3

I have been importing Excel files as Pandas data frames using the read_excel function with no apparent issues so far. However, I just realized that after some recent updates I'm getting the below warning:

/usr/local/lib/python3.7/site-packages/xlrd/xlsx.py:266: PendingDeprecationWarning: This method will be removed in future versions. Use 'tree.iter()' or 'list(tree.iter())' instead.

for elem in self.tree.iter() if Element_has_iter else self.tree.getiterator(): /usr/local/lib/python3.7/site-packages/xlrd/xlsx.py:312: PendingDeprecationWarning: This method will be removed in future versions. Use 'tree.iter()' or 'list(tree.iter())' instead.
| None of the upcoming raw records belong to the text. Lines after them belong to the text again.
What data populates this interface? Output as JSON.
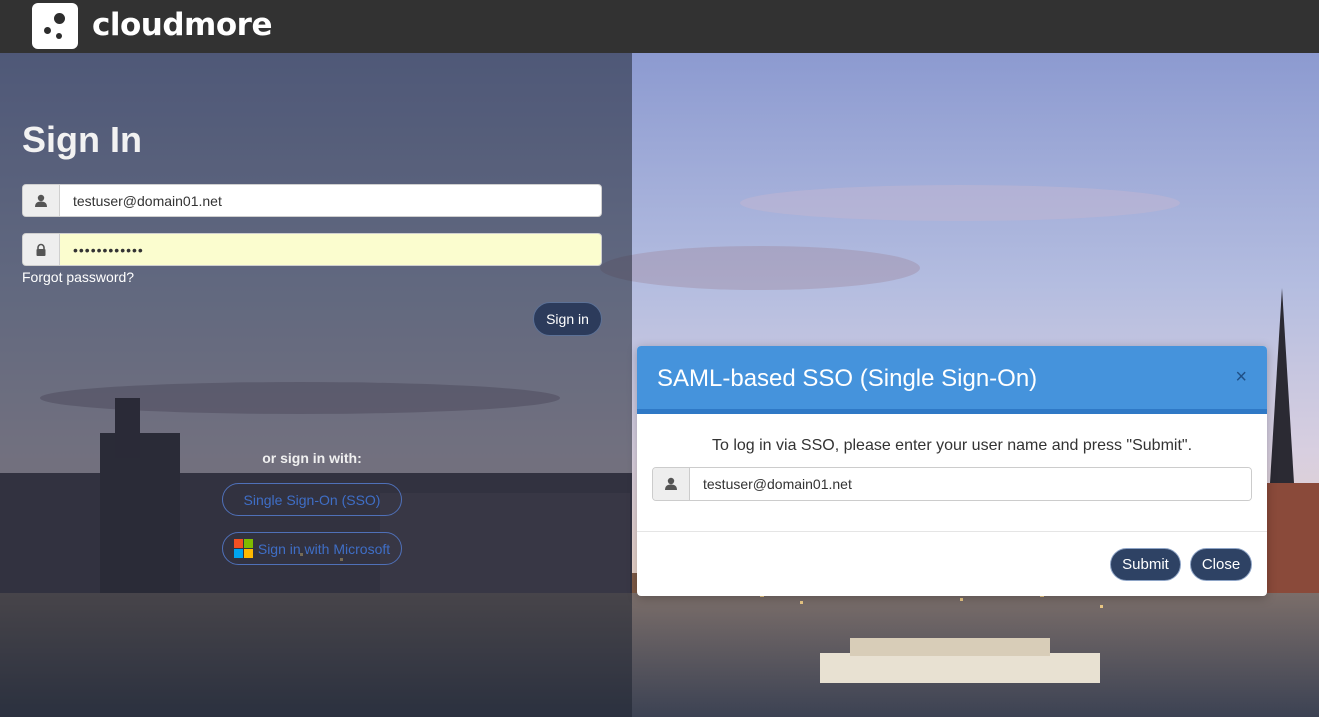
{
  "brand": {
    "name": "cloudmore",
    "logo_icon": "cloudmore-dots-logo"
  },
  "signin": {
    "title": "Sign In",
    "username_value": "testuser@domain01.net",
    "password_value": "••••••••••••",
    "forgot_label": "Forgot password?",
    "signin_label": "Sign in",
    "or_label": "or sign in with:",
    "sso_label": "Single Sign-On (SSO)",
    "microsoft_label": "Sign in with Microsoft",
    "user_icon": "user-icon",
    "lock_icon": "lock-icon"
  },
  "modal": {
    "title": "SAML-based SSO (Single Sign-On)",
    "close_glyph": "×",
    "message": "To log in via SSO, please enter your user name and press \"Submit\".",
    "username_value": "testuser@domain01.net",
    "submit_label": "Submit",
    "close_label": "Close"
  },
  "colors": {
    "topbar": "#323232",
    "modal_header": "#4593dc",
    "button_dark": "#2e4264",
    "sso_outline": "#4f70b8"
  }
}
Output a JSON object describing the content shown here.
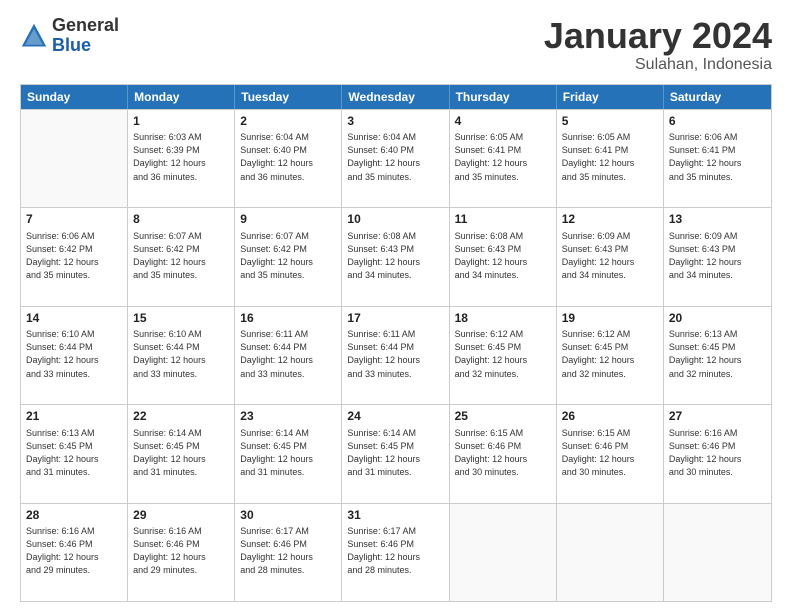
{
  "logo": {
    "general": "General",
    "blue": "Blue"
  },
  "title": "January 2024",
  "subtitle": "Sulahan, Indonesia",
  "header_days": [
    "Sunday",
    "Monday",
    "Tuesday",
    "Wednesday",
    "Thursday",
    "Friday",
    "Saturday"
  ],
  "weeks": [
    [
      {
        "day": "",
        "info": ""
      },
      {
        "day": "1",
        "info": "Sunrise: 6:03 AM\nSunset: 6:39 PM\nDaylight: 12 hours\nand 36 minutes."
      },
      {
        "day": "2",
        "info": "Sunrise: 6:04 AM\nSunset: 6:40 PM\nDaylight: 12 hours\nand 36 minutes."
      },
      {
        "day": "3",
        "info": "Sunrise: 6:04 AM\nSunset: 6:40 PM\nDaylight: 12 hours\nand 35 minutes."
      },
      {
        "day": "4",
        "info": "Sunrise: 6:05 AM\nSunset: 6:41 PM\nDaylight: 12 hours\nand 35 minutes."
      },
      {
        "day": "5",
        "info": "Sunrise: 6:05 AM\nSunset: 6:41 PM\nDaylight: 12 hours\nand 35 minutes."
      },
      {
        "day": "6",
        "info": "Sunrise: 6:06 AM\nSunset: 6:41 PM\nDaylight: 12 hours\nand 35 minutes."
      }
    ],
    [
      {
        "day": "7",
        "info": "Sunrise: 6:06 AM\nSunset: 6:42 PM\nDaylight: 12 hours\nand 35 minutes."
      },
      {
        "day": "8",
        "info": "Sunrise: 6:07 AM\nSunset: 6:42 PM\nDaylight: 12 hours\nand 35 minutes."
      },
      {
        "day": "9",
        "info": "Sunrise: 6:07 AM\nSunset: 6:42 PM\nDaylight: 12 hours\nand 35 minutes."
      },
      {
        "day": "10",
        "info": "Sunrise: 6:08 AM\nSunset: 6:43 PM\nDaylight: 12 hours\nand 34 minutes."
      },
      {
        "day": "11",
        "info": "Sunrise: 6:08 AM\nSunset: 6:43 PM\nDaylight: 12 hours\nand 34 minutes."
      },
      {
        "day": "12",
        "info": "Sunrise: 6:09 AM\nSunset: 6:43 PM\nDaylight: 12 hours\nand 34 minutes."
      },
      {
        "day": "13",
        "info": "Sunrise: 6:09 AM\nSunset: 6:43 PM\nDaylight: 12 hours\nand 34 minutes."
      }
    ],
    [
      {
        "day": "14",
        "info": "Sunrise: 6:10 AM\nSunset: 6:44 PM\nDaylight: 12 hours\nand 33 minutes."
      },
      {
        "day": "15",
        "info": "Sunrise: 6:10 AM\nSunset: 6:44 PM\nDaylight: 12 hours\nand 33 minutes."
      },
      {
        "day": "16",
        "info": "Sunrise: 6:11 AM\nSunset: 6:44 PM\nDaylight: 12 hours\nand 33 minutes."
      },
      {
        "day": "17",
        "info": "Sunrise: 6:11 AM\nSunset: 6:44 PM\nDaylight: 12 hours\nand 33 minutes."
      },
      {
        "day": "18",
        "info": "Sunrise: 6:12 AM\nSunset: 6:45 PM\nDaylight: 12 hours\nand 32 minutes."
      },
      {
        "day": "19",
        "info": "Sunrise: 6:12 AM\nSunset: 6:45 PM\nDaylight: 12 hours\nand 32 minutes."
      },
      {
        "day": "20",
        "info": "Sunrise: 6:13 AM\nSunset: 6:45 PM\nDaylight: 12 hours\nand 32 minutes."
      }
    ],
    [
      {
        "day": "21",
        "info": "Sunrise: 6:13 AM\nSunset: 6:45 PM\nDaylight: 12 hours\nand 31 minutes."
      },
      {
        "day": "22",
        "info": "Sunrise: 6:14 AM\nSunset: 6:45 PM\nDaylight: 12 hours\nand 31 minutes."
      },
      {
        "day": "23",
        "info": "Sunrise: 6:14 AM\nSunset: 6:45 PM\nDaylight: 12 hours\nand 31 minutes."
      },
      {
        "day": "24",
        "info": "Sunrise: 6:14 AM\nSunset: 6:45 PM\nDaylight: 12 hours\nand 31 minutes."
      },
      {
        "day": "25",
        "info": "Sunrise: 6:15 AM\nSunset: 6:46 PM\nDaylight: 12 hours\nand 30 minutes."
      },
      {
        "day": "26",
        "info": "Sunrise: 6:15 AM\nSunset: 6:46 PM\nDaylight: 12 hours\nand 30 minutes."
      },
      {
        "day": "27",
        "info": "Sunrise: 6:16 AM\nSunset: 6:46 PM\nDaylight: 12 hours\nand 30 minutes."
      }
    ],
    [
      {
        "day": "28",
        "info": "Sunrise: 6:16 AM\nSunset: 6:46 PM\nDaylight: 12 hours\nand 29 minutes."
      },
      {
        "day": "29",
        "info": "Sunrise: 6:16 AM\nSunset: 6:46 PM\nDaylight: 12 hours\nand 29 minutes."
      },
      {
        "day": "30",
        "info": "Sunrise: 6:17 AM\nSunset: 6:46 PM\nDaylight: 12 hours\nand 28 minutes."
      },
      {
        "day": "31",
        "info": "Sunrise: 6:17 AM\nSunset: 6:46 PM\nDaylight: 12 hours\nand 28 minutes."
      },
      {
        "day": "",
        "info": ""
      },
      {
        "day": "",
        "info": ""
      },
      {
        "day": "",
        "info": ""
      }
    ]
  ]
}
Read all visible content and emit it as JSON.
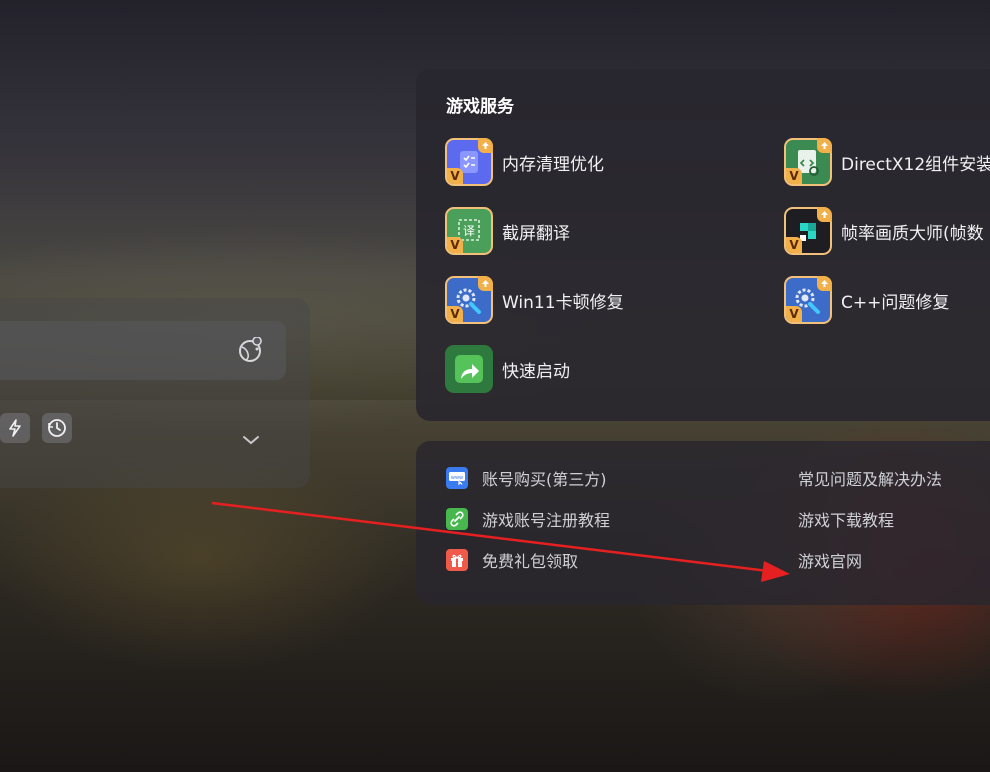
{
  "colors": {
    "panel_bg": "#2a2830",
    "accent_gold": "#f2b04a",
    "arrow_red": "#e62020",
    "text_primary": "#f0f0f2",
    "text_secondary": "#cfd0d6"
  },
  "left_panel": {
    "input_icon": "globe-pin-icon",
    "tools": [
      "boost-icon",
      "refresh-clock-icon"
    ],
    "chevron": "chevron-down-icon"
  },
  "services": {
    "title": "游戏服务",
    "items": [
      {
        "label": "内存清理优化",
        "icon": "memory-clean-icon"
      },
      {
        "label": "DirectX12组件安装",
        "icon": "directx-icon"
      },
      {
        "label": "截屏翻译",
        "icon": "screenshot-translate-icon"
      },
      {
        "label": "帧率画质大师(帧数",
        "icon": "fps-master-icon"
      },
      {
        "label": "Win11卡顿修复",
        "icon": "gear-wrench-icon"
      },
      {
        "label": "C++问题修复",
        "icon": "gear-wrench-icon"
      },
      {
        "label": "快速启动",
        "icon": "quick-launch-icon"
      }
    ],
    "vip_badge": "V"
  },
  "links": {
    "left": [
      {
        "label": "账号购买(第三方)",
        "icon": "www-icon"
      },
      {
        "label": "游戏账号注册教程",
        "icon": "link-icon"
      },
      {
        "label": "免费礼包领取",
        "icon": "gift-icon"
      }
    ],
    "right": [
      {
        "label": "常见问题及解决办法"
      },
      {
        "label": "游戏下载教程"
      },
      {
        "label": "游戏官网"
      }
    ]
  }
}
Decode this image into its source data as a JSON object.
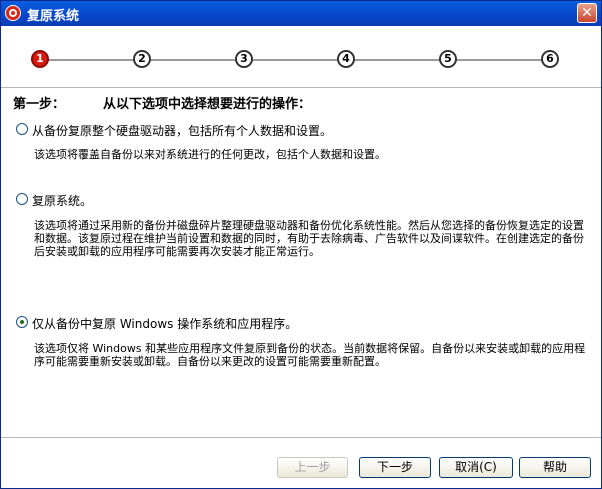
{
  "window": {
    "title": "复原系统",
    "close_symbol": "✕"
  },
  "steps": [
    "1",
    "2",
    "3",
    "4",
    "5",
    "6"
  ],
  "active_step": 1,
  "heading": {
    "step": "第一步：",
    "instruction": "从以下选项中选择想要进行的操作："
  },
  "options": [
    {
      "label": "从备份复原整个硬盘驱动器，包括所有个人数据和设置。",
      "checked": false,
      "desc": "该选项将覆盖自备份以来对系统进行的任何更改，包括个人数据和设置。"
    },
    {
      "label": "复原系统。",
      "checked": false,
      "desc": "该选项将通过采用新的备份并磁盘碎片整理硬盘驱动器和备份优化系统性能。然后从您选择的备份恢复选定的设置和数据。该复原过程在维护当前设置和数据的同时，有助于去除病毒、广告软件以及间谍软件。在创建选定的备份后安装或卸载的应用程序可能需要再次安装才能正常运行。"
    },
    {
      "label": "仅从备份中复原 Windows 操作系统和应用程序。",
      "checked": true,
      "desc": "该选项仅将 Windows 和某些应用程序文件复原到备份的状态。当前数据将保留。自备份以来安装或卸载的应用程序可能需要重新安装或卸载。自备份以来更改的设置可能需要重新配置。"
    }
  ],
  "buttons": {
    "back": "上一步",
    "next": "下一步",
    "cancel": "取消(C)",
    "help": "帮助"
  },
  "colors": {
    "titlebar": "#0846c8",
    "active_step": "#d91c0f"
  }
}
for elem in self.tree.iter() if Element_has_iter else self.tree.getiterator():

Searching the internet, it seems that the xlrd is being replaced by openpyxl. Now my questions are:

  • What does this warning mean and what should I do?
  • Is my data import safe at this moment? Do I have to worry that something not working properly?
  • What are those tree.iter() or list(tree.iter()) methods? and what they are replacing?
  • Is there another method to import Excel files as pandas data frames without getting this warning already?
  • Should I report a bug or issues somewhere? Where?

my environment is:

  • macOS Mojave 10.14.6
  • Python 3.7.6
  • Pandas 1.0.0
  • xlrd 1.2.0
Foad S. Farimani
  • 12,396
  • 15
  • 78
  • 193

1 Answers1

7

Your data import is "safe" at the moment. To get rid of the warning and future-proof your code, try:

pd.read_excel(filename, engine="openpyxl")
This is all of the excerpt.